Big Brother’s big bashing

200Pt Bb Davidgraham
Oh. My. God. (sorry, but you have to punctuate like that sometimes when you’re a blogger.) Big Brother contestant David Graham came out in the house last week. That’s right – he actually admitted he was gay, in public. Now that’s the kind of edgy stuff that makes Australia’s longest-running reality show truly avant-garde television. By 1960s standards.

Clever approach by the BB producers, though. Ensure an issue of sexuality gets them the controversy-driven headlines they need to get ratings, but that because there presumably aren’t any other gay guys in the house, there won’t actually be any action to trouble the censors.

Plus, because he’s a spunk, there’s a non-threatening piece of eye candy for the pre-pubescent girls who form the show’s core demographic. Much better casting than last year’s token rustic Glenn, who turned out to be a bit seedy.

(Never fear, though, Uncut fans. With 3 models and a nightclub host, there’s enough vapid eye-candy to keep the pages of FHM full for a few months, and satisfy Uncut‘s voyeur audience who don’t mind how boring a show is as long as it contains a smattering of nudity.)

David even cried when he made his confession. How perfect is that? But you have to pity him a little – he won’t know his parents are cool with it until after he gets out, and it must be upsetting. But he ultimately shouldn’t worry about his small town – becoming a BB-grade celebrity surely trumps any rural homophobia.

And David certainly knows about homophobia. What has been genuinely controversial and interesting is the revelation that David was bashed earlier in the year. (Which is not the only revelation in store if his former agent gets his way – let’s hope he doesn’t.) It’s a rather uglier element to add into the story, and it’d be interesting to know whether the producers were aware of it.

The fact is that most gay men – even nice, spunky, beefy ones like David – face violence at some point. And whether it intended to or not, the role BB has played in bringing the national media spotlight onto an ugly problem will probably help enormously. While the Federal Government has spent millions on the violence against women campaign – as it it should have – we don’t often hear that Australia says no to violence against homosexuals as well.

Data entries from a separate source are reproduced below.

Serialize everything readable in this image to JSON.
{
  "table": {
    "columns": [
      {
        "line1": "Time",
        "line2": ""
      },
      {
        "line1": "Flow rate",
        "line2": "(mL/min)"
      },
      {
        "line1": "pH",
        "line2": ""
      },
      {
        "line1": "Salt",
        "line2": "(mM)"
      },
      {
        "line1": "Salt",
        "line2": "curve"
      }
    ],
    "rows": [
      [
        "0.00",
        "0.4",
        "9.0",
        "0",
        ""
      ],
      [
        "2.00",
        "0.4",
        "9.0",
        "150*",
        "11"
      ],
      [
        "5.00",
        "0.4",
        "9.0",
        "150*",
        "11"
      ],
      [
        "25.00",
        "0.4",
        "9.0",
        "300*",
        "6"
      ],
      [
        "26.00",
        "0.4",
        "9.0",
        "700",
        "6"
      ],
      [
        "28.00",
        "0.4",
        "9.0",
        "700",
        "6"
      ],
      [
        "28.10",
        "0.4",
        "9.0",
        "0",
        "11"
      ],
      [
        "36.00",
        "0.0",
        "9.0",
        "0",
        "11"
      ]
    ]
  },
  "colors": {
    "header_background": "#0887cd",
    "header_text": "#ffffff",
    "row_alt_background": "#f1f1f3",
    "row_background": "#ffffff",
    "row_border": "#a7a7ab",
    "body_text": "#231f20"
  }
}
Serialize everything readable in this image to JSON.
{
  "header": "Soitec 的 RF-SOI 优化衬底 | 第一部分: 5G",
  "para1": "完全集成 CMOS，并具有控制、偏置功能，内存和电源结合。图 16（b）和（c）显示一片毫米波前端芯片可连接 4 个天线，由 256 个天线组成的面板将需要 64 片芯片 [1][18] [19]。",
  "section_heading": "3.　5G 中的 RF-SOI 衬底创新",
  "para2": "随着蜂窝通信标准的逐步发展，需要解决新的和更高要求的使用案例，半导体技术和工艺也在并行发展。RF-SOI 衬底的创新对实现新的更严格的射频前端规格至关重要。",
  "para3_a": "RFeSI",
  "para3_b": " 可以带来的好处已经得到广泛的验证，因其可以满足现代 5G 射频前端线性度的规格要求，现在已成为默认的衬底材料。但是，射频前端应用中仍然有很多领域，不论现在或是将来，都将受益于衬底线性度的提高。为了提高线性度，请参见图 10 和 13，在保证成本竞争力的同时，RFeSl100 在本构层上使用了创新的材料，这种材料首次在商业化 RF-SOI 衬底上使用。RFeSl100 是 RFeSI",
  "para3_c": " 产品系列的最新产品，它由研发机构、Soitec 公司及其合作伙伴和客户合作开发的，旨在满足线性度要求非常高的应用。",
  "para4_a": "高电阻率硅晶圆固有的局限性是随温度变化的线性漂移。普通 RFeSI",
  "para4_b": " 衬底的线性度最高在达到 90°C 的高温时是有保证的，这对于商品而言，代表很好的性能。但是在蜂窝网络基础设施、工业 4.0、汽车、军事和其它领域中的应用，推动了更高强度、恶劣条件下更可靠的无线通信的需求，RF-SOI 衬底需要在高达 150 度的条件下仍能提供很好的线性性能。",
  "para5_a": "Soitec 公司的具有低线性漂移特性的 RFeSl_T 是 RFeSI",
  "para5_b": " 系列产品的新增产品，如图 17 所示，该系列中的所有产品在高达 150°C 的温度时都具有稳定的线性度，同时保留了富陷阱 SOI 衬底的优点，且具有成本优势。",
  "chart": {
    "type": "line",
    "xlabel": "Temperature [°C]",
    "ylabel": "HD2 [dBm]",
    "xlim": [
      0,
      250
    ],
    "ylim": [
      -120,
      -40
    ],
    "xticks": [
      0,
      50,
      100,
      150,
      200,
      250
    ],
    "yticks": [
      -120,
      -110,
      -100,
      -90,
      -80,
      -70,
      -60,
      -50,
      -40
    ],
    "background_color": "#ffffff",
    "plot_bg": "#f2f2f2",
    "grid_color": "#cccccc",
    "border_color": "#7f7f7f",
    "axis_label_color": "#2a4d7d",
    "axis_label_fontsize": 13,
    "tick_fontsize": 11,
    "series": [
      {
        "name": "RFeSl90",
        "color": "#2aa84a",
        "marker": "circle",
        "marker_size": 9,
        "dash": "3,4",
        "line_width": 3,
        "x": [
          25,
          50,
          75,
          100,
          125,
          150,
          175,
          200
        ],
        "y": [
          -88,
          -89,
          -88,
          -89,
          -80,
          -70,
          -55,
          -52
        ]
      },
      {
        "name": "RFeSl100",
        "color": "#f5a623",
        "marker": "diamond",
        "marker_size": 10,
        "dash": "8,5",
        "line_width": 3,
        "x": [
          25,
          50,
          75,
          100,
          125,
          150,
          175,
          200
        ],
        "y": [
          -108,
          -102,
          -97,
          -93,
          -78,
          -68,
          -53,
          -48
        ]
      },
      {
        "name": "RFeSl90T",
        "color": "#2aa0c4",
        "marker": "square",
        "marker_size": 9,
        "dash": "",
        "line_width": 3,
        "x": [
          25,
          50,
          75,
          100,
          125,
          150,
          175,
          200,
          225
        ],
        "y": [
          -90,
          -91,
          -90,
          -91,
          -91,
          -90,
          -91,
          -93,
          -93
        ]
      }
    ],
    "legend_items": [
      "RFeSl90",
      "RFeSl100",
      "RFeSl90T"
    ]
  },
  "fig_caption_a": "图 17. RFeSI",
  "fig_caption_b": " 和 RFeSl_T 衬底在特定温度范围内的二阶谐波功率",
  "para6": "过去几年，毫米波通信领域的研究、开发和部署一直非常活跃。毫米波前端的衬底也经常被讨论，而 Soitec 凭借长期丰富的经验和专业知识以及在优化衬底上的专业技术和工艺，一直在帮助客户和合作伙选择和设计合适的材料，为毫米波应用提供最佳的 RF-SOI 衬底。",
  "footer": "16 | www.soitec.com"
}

With all the fuss, it’s interesting to contrast Graham with BB01‘s openly-gay Johnny Cass, an Oxford St identity. Then, there just happened to be a gay guy in the house as part of the mix, without any particular fuss or fanfare. That was back in the days when they went for an interesting group of people, before they went in the direction of trying to get everyone to shag.

Now, it’s a big deal. A talking point. Doesn’t feel like it’s six years, later, does it?

David’s also outed himself as something far more embarrassing than being gay – a Nationals supporter. The party must be mortified. If Joh was still around, David would have been seized from the BB house by the Special Branch and locked up in far less comfortable surrounds. Whereas with today’s Nats, let’s just hope BB06‘s pinup boy never wants to get married.

On this occasion – perhaps inadvertenty – Big Brother has brought a genuinely important issue into the spotlight, but it doesn’t genuinely push the boundaries. It’s ultimately about selling advertising and SMS votes. And that seems an appropriate note to end on. So let’s assume that the closet David’s been in for his whole life so far was courtesy of Freedom Furniture.